Abstract
The multi-layered stratigraphic formation is the main property in the San Jorge Basin. Because of thin interbeded sand-mudstone, these formation exhibit major inconsistencies and anomalous results in formation water salinity. In addition, the complex reservoir characteristics lead a great challenge to fracturing in that it is no easy to control fracture height. Thus it required the use of optimum hydraulic fracture to improve the hydrocarbon production.
Since January 2011, over 200 diagnostic fracture injection tests have been made into Argentina San Jorge basin reservoir layers. The objective of diagnostic fracture injection tests is to optimize hydraulic fracture technology and parameters in multi-sand and mud thin interstratifications by estimating pore pressure, permeability and closure stress in destination formation. The G-function, pressure match and pseudo-radial flow method were used to analyze pressure records. The pressure match method was used to analyze fracture shape created by the main fracture treatment. The ratios of fracture size were obtained in several work sections. This enhances the capability to design hydraulic fractures based on the reservoir conditions, with the optimum conductivity and fracture half-length to provide the required productivity over the life of the well. The sandscreen reasons were also depicted for sand and shale alternation.

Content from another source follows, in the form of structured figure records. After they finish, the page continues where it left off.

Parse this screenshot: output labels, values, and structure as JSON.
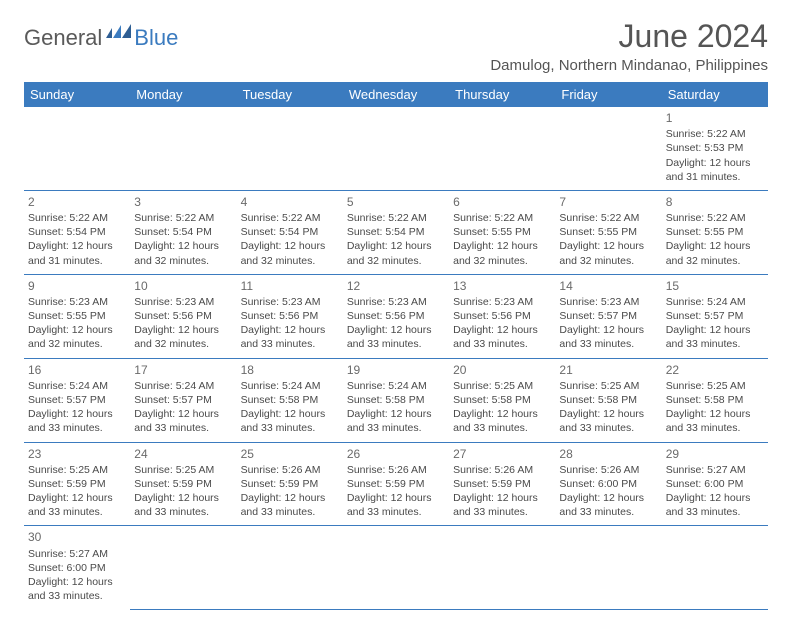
{
  "brand": {
    "text1": "General",
    "text2": "Blue"
  },
  "title": "June 2024",
  "location": "Damulog, Northern Mindanao, Philippines",
  "header_color": "#3b7bbf",
  "border_color": "#3b7bbf",
  "text_color": "#4a4a4a",
  "weekdays": [
    "Sunday",
    "Monday",
    "Tuesday",
    "Wednesday",
    "Thursday",
    "Friday",
    "Saturday"
  ],
  "cells": [
    [
      null,
      null,
      null,
      null,
      null,
      null,
      {
        "n": "1",
        "sr": "5:22 AM",
        "ss": "5:53 PM",
        "dl": "12 hours and 31 minutes."
      }
    ],
    [
      {
        "n": "2",
        "sr": "5:22 AM",
        "ss": "5:54 PM",
        "dl": "12 hours and 31 minutes."
      },
      {
        "n": "3",
        "sr": "5:22 AM",
        "ss": "5:54 PM",
        "dl": "12 hours and 32 minutes."
      },
      {
        "n": "4",
        "sr": "5:22 AM",
        "ss": "5:54 PM",
        "dl": "12 hours and 32 minutes."
      },
      {
        "n": "5",
        "sr": "5:22 AM",
        "ss": "5:54 PM",
        "dl": "12 hours and 32 minutes."
      },
      {
        "n": "6",
        "sr": "5:22 AM",
        "ss": "5:55 PM",
        "dl": "12 hours and 32 minutes."
      },
      {
        "n": "7",
        "sr": "5:22 AM",
        "ss": "5:55 PM",
        "dl": "12 hours and 32 minutes."
      },
      {
        "n": "8",
        "sr": "5:22 AM",
        "ss": "5:55 PM",
        "dl": "12 hours and 32 minutes."
      }
    ],
    [
      {
        "n": "9",
        "sr": "5:23 AM",
        "ss": "5:55 PM",
        "dl": "12 hours and 32 minutes."
      },
      {
        "n": "10",
        "sr": "5:23 AM",
        "ss": "5:56 PM",
        "dl": "12 hours and 32 minutes."
      },
      {
        "n": "11",
        "sr": "5:23 AM",
        "ss": "5:56 PM",
        "dl": "12 hours and 33 minutes."
      },
      {
        "n": "12",
        "sr": "5:23 AM",
        "ss": "5:56 PM",
        "dl": "12 hours and 33 minutes."
      },
      {
        "n": "13",
        "sr": "5:23 AM",
        "ss": "5:56 PM",
        "dl": "12 hours and 33 minutes."
      },
      {
        "n": "14",
        "sr": "5:23 AM",
        "ss": "5:57 PM",
        "dl": "12 hours and 33 minutes."
      },
      {
        "n": "15",
        "sr": "5:24 AM",
        "ss": "5:57 PM",
        "dl": "12 hours and 33 minutes."
      }
    ],
    [
      {
        "n": "16",
        "sr": "5:24 AM",
        "ss": "5:57 PM",
        "dl": "12 hours and 33 minutes."
      },
      {
        "n": "17",
        "sr": "5:24 AM",
        "ss": "5:57 PM",
        "dl": "12 hours and 33 minutes."
      },
      {
        "n": "18",
        "sr": "5:24 AM",
        "ss": "5:58 PM",
        "dl": "12 hours and 33 minutes."
      },
      {
        "n": "19",
        "sr": "5:24 AM",
        "ss": "5:58 PM",
        "dl": "12 hours and 33 minutes."
      },
      {
        "n": "20",
        "sr": "5:25 AM",
        "ss": "5:58 PM",
        "dl": "12 hours and 33 minutes."
      },
      {
        "n": "21",
        "sr": "5:25 AM",
        "ss": "5:58 PM",
        "dl": "12 hours and 33 minutes."
      },
      {
        "n": "22",
        "sr": "5:25 AM",
        "ss": "5:58 PM",
        "dl": "12 hours and 33 minutes."
      }
    ],
    [
      {
        "n": "23",
        "sr": "5:25 AM",
        "ss": "5:59 PM",
        "dl": "12 hours and 33 minutes."
      },
      {
        "n": "24",
        "sr": "5:25 AM",
        "ss": "5:59 PM",
        "dl": "12 hours and 33 minutes."
      },
      {
        "n": "25",
        "sr": "5:26 AM",
        "ss": "5:59 PM",
        "dl": "12 hours and 33 minutes."
      },
      {
        "n": "26",
        "sr": "5:26 AM",
        "ss": "5:59 PM",
        "dl": "12 hours and 33 minutes."
      },
      {
        "n": "27",
        "sr": "5:26 AM",
        "ss": "5:59 PM",
        "dl": "12 hours and 33 minutes."
      },
      {
        "n": "28",
        "sr": "5:26 AM",
        "ss": "6:00 PM",
        "dl": "12 hours and 33 minutes."
      },
      {
        "n": "29",
        "sr": "5:27 AM",
        "ss": "6:00 PM",
        "dl": "12 hours and 33 minutes."
      }
    ],
    [
      {
        "n": "30",
        "sr": "5:27 AM",
        "ss": "6:00 PM",
        "dl": "12 hours and 33 minutes."
      },
      null,
      null,
      null,
      null,
      null,
      null
    ]
  ],
  "labels": {
    "sunrise": "Sunrise:",
    "sunset": "Sunset:",
    "daylight": "Daylight:"
  }
}
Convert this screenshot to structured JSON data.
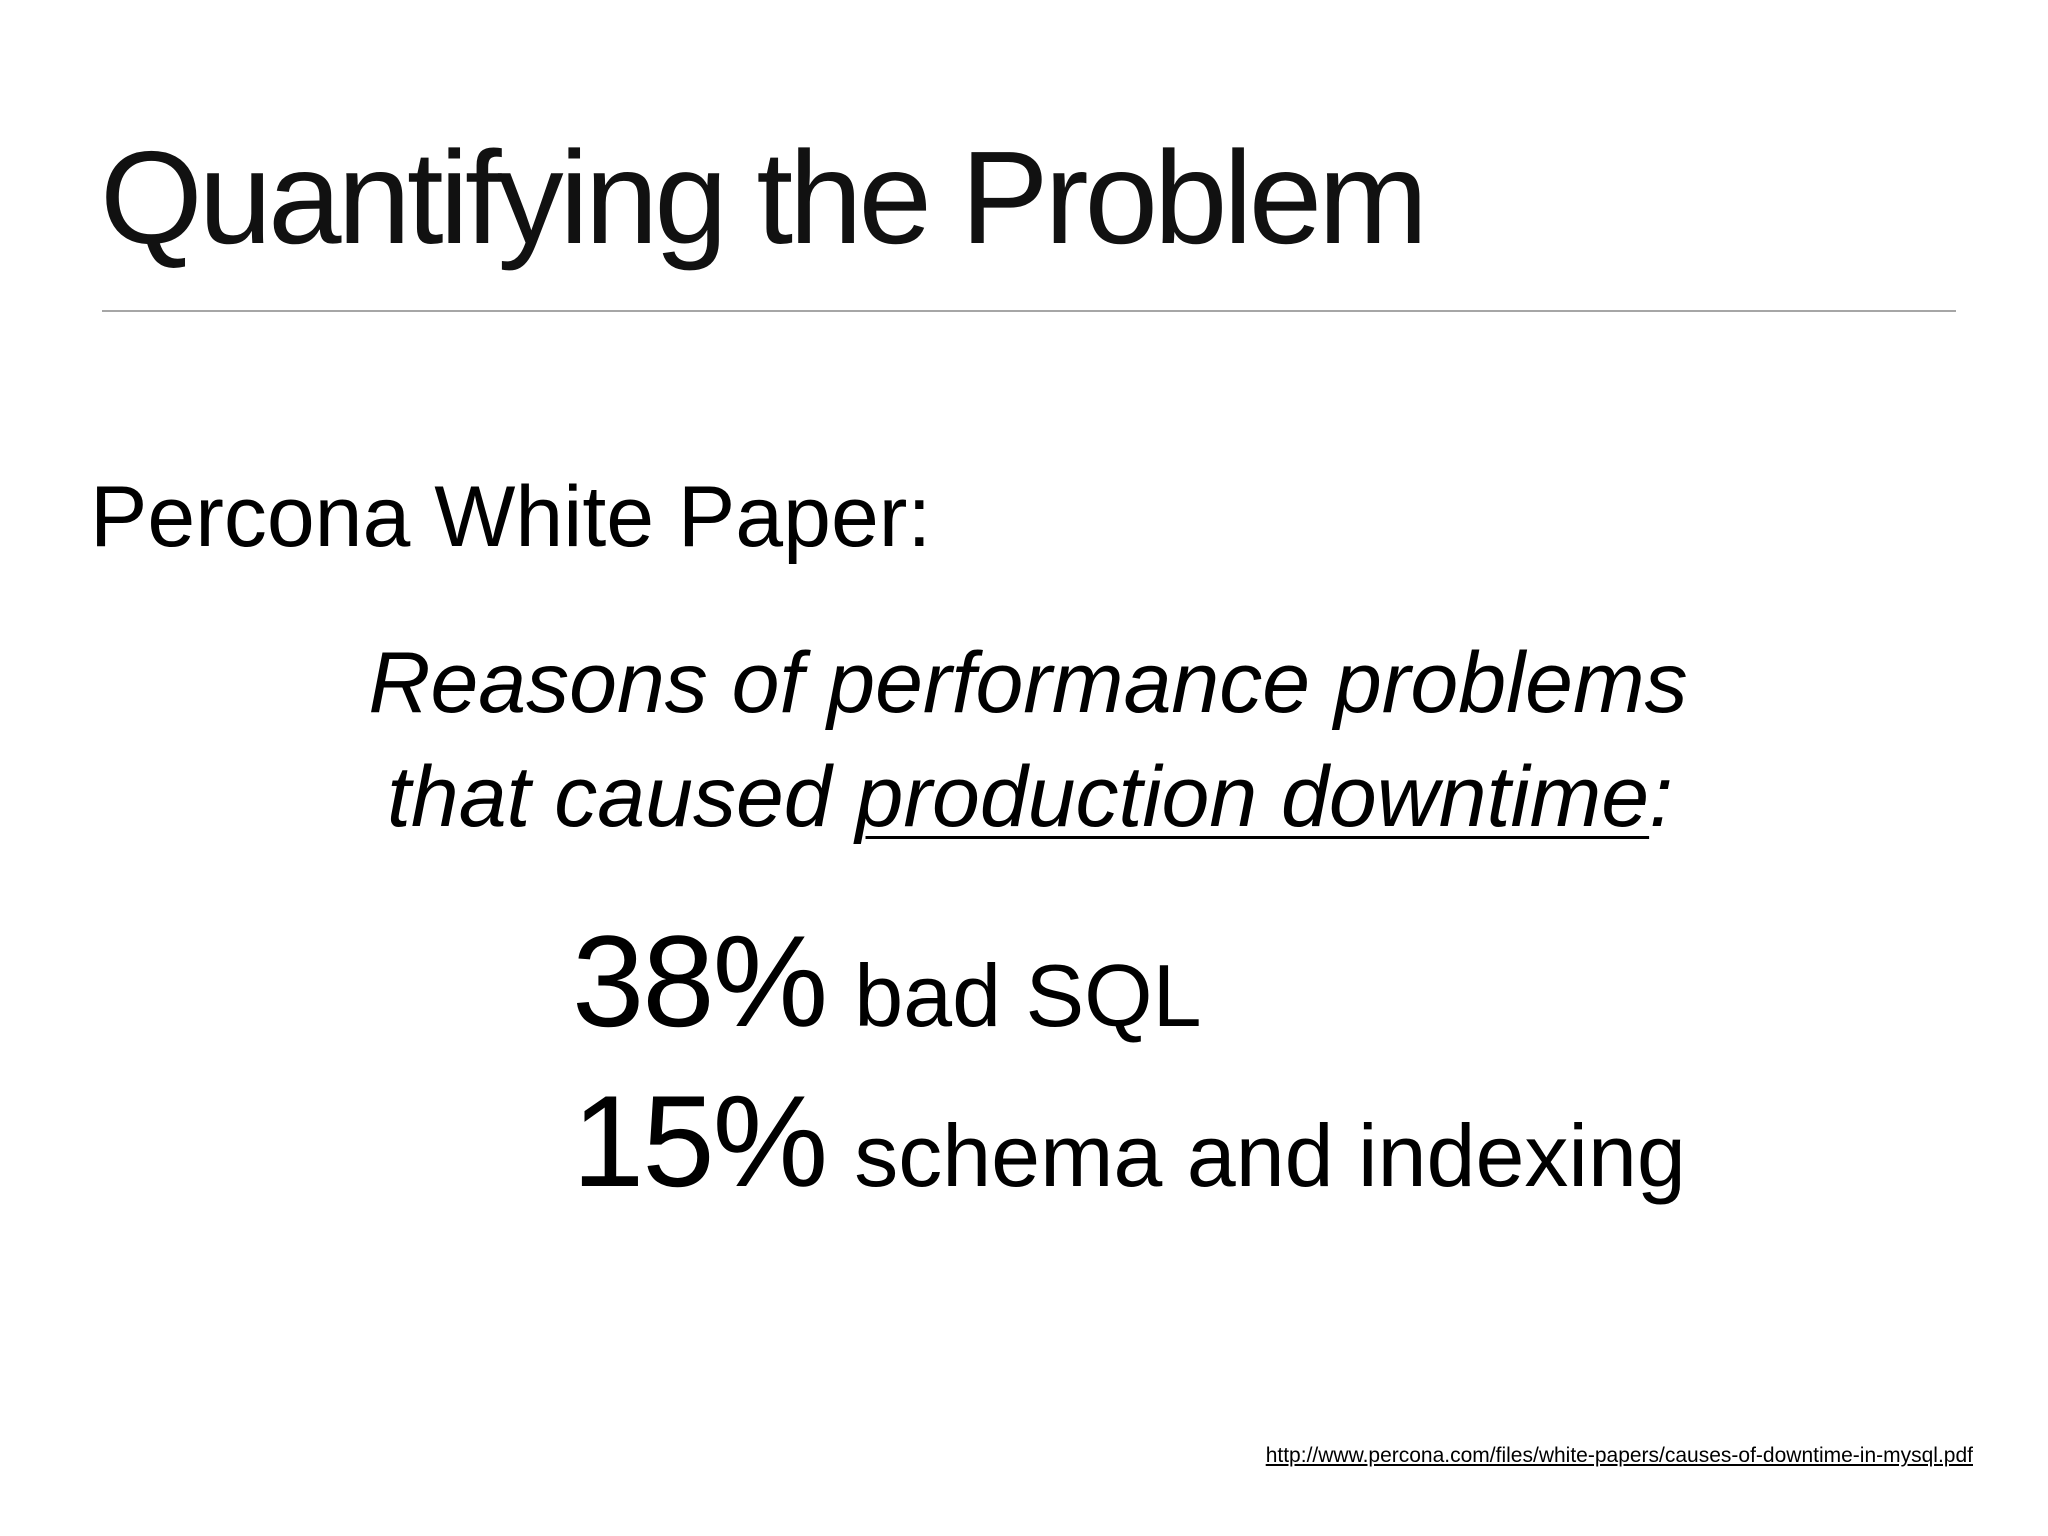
{
  "slide": {
    "title": "Quantifying the Problem",
    "source_heading": "Percona White Paper:",
    "reasons": {
      "line1": "Reasons of performance problems",
      "line2_prefix": "that caused ",
      "line2_underlined": "production downtime",
      "line2_suffix": ":"
    },
    "stats": [
      {
        "percent": "38%",
        "label": "bad SQL"
      },
      {
        "percent": "15%",
        "label": "schema and indexing"
      }
    ],
    "source_url": "http://www.percona.com/files/white-papers/causes-of-downtime-in-mysql.pdf"
  }
}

The characteristics of production well were also studied. There is a big difference between perforation completion and fracture/perforation completion. Normally the wells with fracture have a relative good production. But the selection of potential layer is the biggest chanllege to improve production.
Application of this optimum process has resulted in improved well performance in the SJ basin well. Although the results presents are specific to the San Jorge Basin, the methodology and analytical techniques are valid in all basins.